I’m angry, sad and feel wronged. My hopes and dreams of being able to finally arrive at my moment will be for now just that. I buckle at sayings of “well, you know you could...” - They work me up in ways that I can’t express. I’m remorseful after that, not many people know the true path I had taken. I had worked so hard. I’ve been a designer for 20 years now. With 7 years of relentless 60-80 hour school and studio work, time spent of truly thinking how to make a better world for all. I have learned to convert from the metric system to the imperial one. I have seen the rise of the quick 30 minute fixer up home TV shows, the every person is a designer trend. When I immigrated I had lost my design community, no one willing to support and reach out when I had 3 children, or when things crashed in 2008. Yet I always rose up to the occasion, knowing that as a designer constraints are my happy zone, where true creativity becomes a wonderful reality.

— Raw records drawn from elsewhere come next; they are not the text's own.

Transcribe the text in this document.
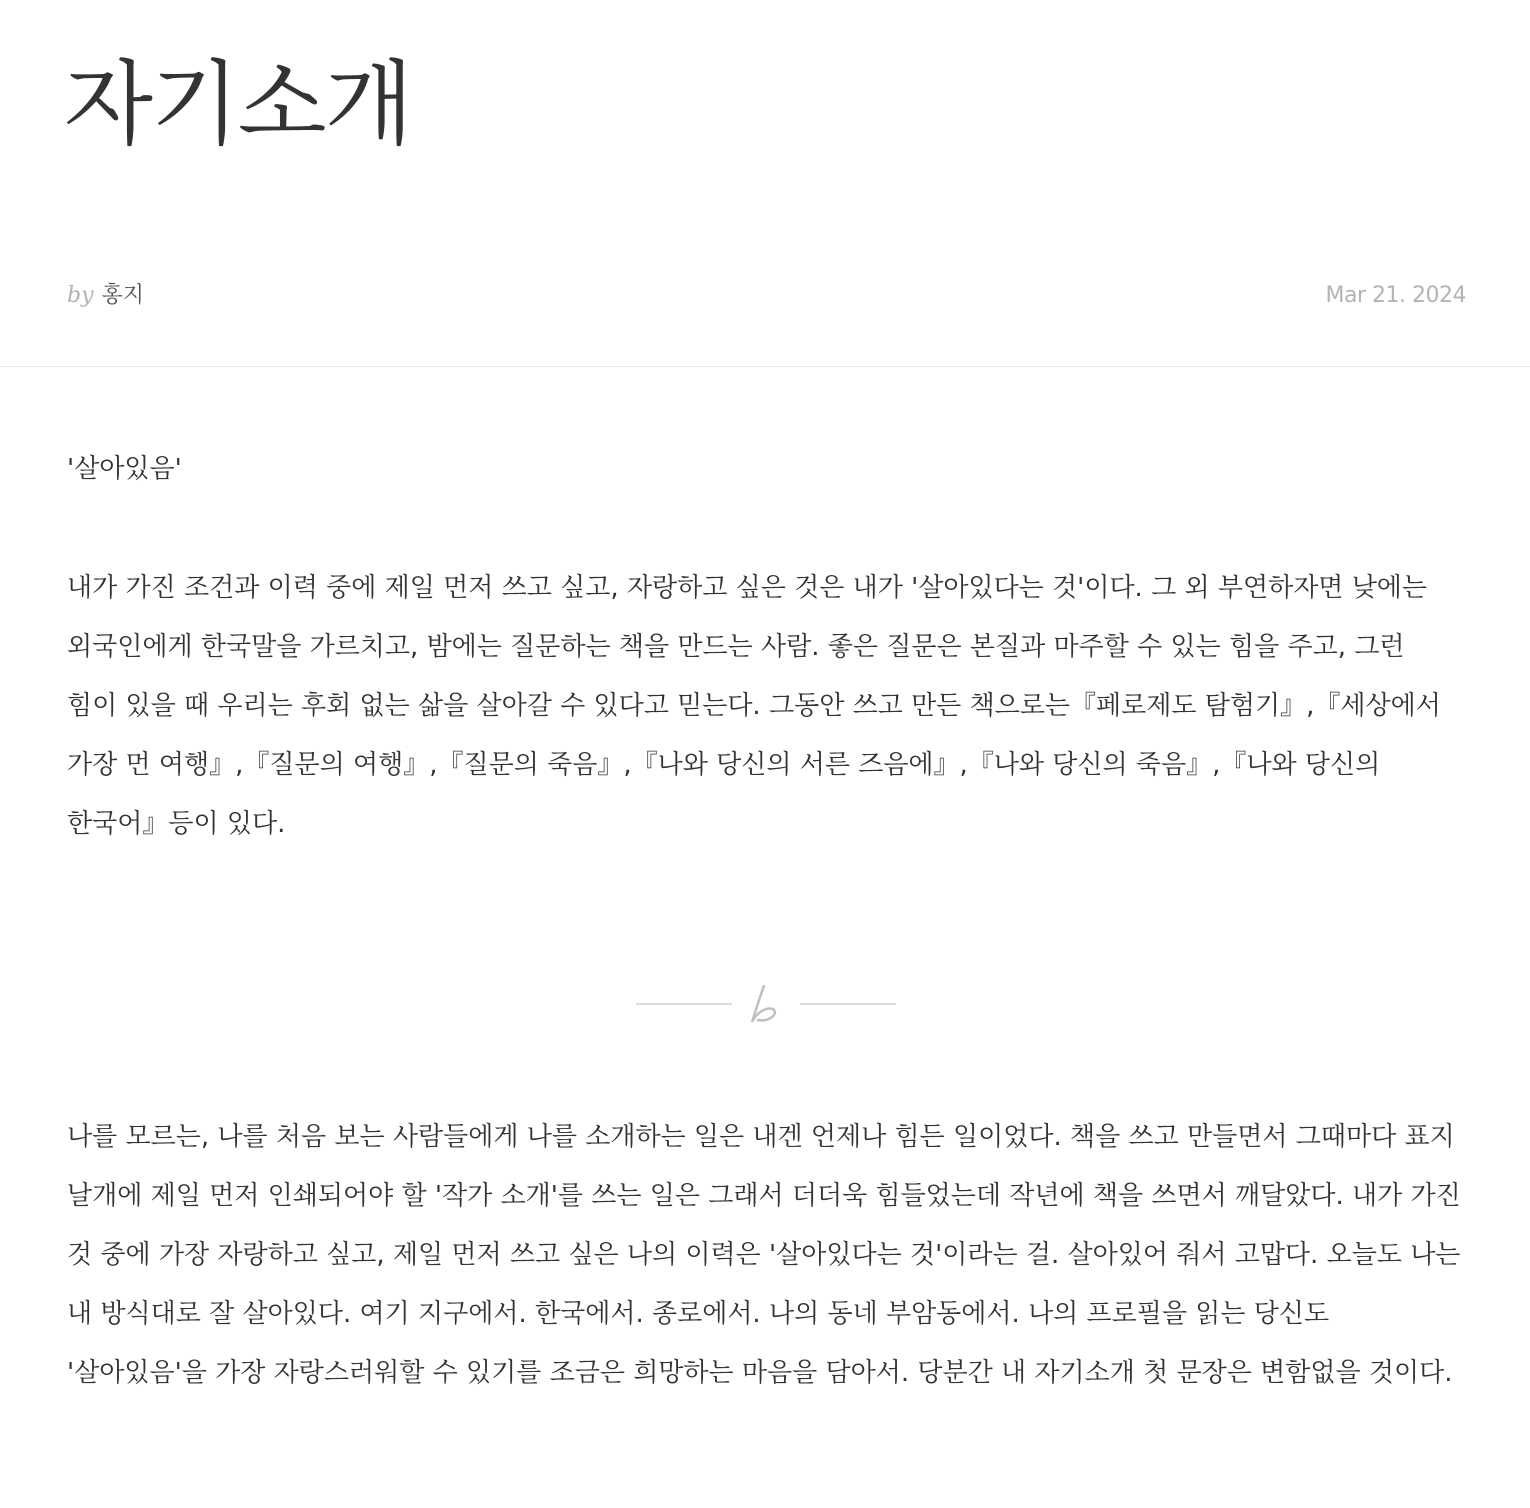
자기소개
by 홍지	Mar 21. 2024

'살아있음'

내가 가진 조건과 이력 중에 제일 먼저 쓰고 싶고, 자랑하고 싶은 것은 내가 '살아있다는 것'이다. 그 외 부연하자면 낮에는 외국인에게 한국말을 가르치고, 밤에는 질문하는 책을 만드는 사람. 좋은 질문은 본질과 마주할 수 있는 힘을 주고, 그런 힘이 있을 때 우리는 후회 없는 삶을 살아갈 수 있다고 믿는다. 그동안 쓰고 만든 책으로는『페로제도 탐험기』,『세상에서 가장 먼 여행』,『질문의 여행』,『질문의 죽음』,『나와 당신의 서른 즈음에』,『나와 당신의 죽음』,『나와 당신의 한국어』등이 있다.

나를 모르는, 나를 처음 보는 사람들에게 나를 소개하는 일은 내겐 언제나 힘든 일이었다. 책을 쓰고 만들면서 그때마다 표지 날개에 제일 먼저 인쇄되어야 할 '작가 소개'를 쓰는 일은 그래서 더더욱 힘들었는데 작년에 책을 쓰면서 깨달았다. 내가 가진 것 중에 가장 자랑하고 싶고, 제일 먼저 쓰고 싶은 나의 이력은 '살아있다는 것'이라는 걸. 살아있어 줘서 고맙다. 오늘도 나는 내 방식대로 잘 살아있다. 여기 지구에서. 한국에서. 종로에서. 나의 동네 부암동에서. 나의 프로필을 읽는 당신도 '살아있음'을 가장 자랑스러워할 수 있기를 조금은 희망하는 마음을 담아서. 당분간 내 자기소개 첫 문장은 변함없을 것이다.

But this time feels different. Like I have lost my super power, my optimism dissipating. I’m lost. Some of the lost seeds were sown ahead of Covid-19, but now they have mushroomed into a full blown abyss of lack of ability to pick up the pieces and glue any part of shattered hopes and dreams together. It seems decadent, at times futile to even write about this, does it really matter when people are dying? When there is no cure? But these questions were always there even before Covid-19, I’m a daughter of 2 doctors, I know when thigns really matter. Or do I?
For now I chose to acknowledge. Acknowledge the pain, the hurt, the sadness, the loss. I choose to be still, to look into the eyes of the person that was photographed a mere week before it all changed, and try to figure it out with her. Design requires a deep and meaningful process, and unlike the 30 minute cooking your home shows, there is no easy fix. For now I need to go back to basics, be still and perhaps maybe start to observe.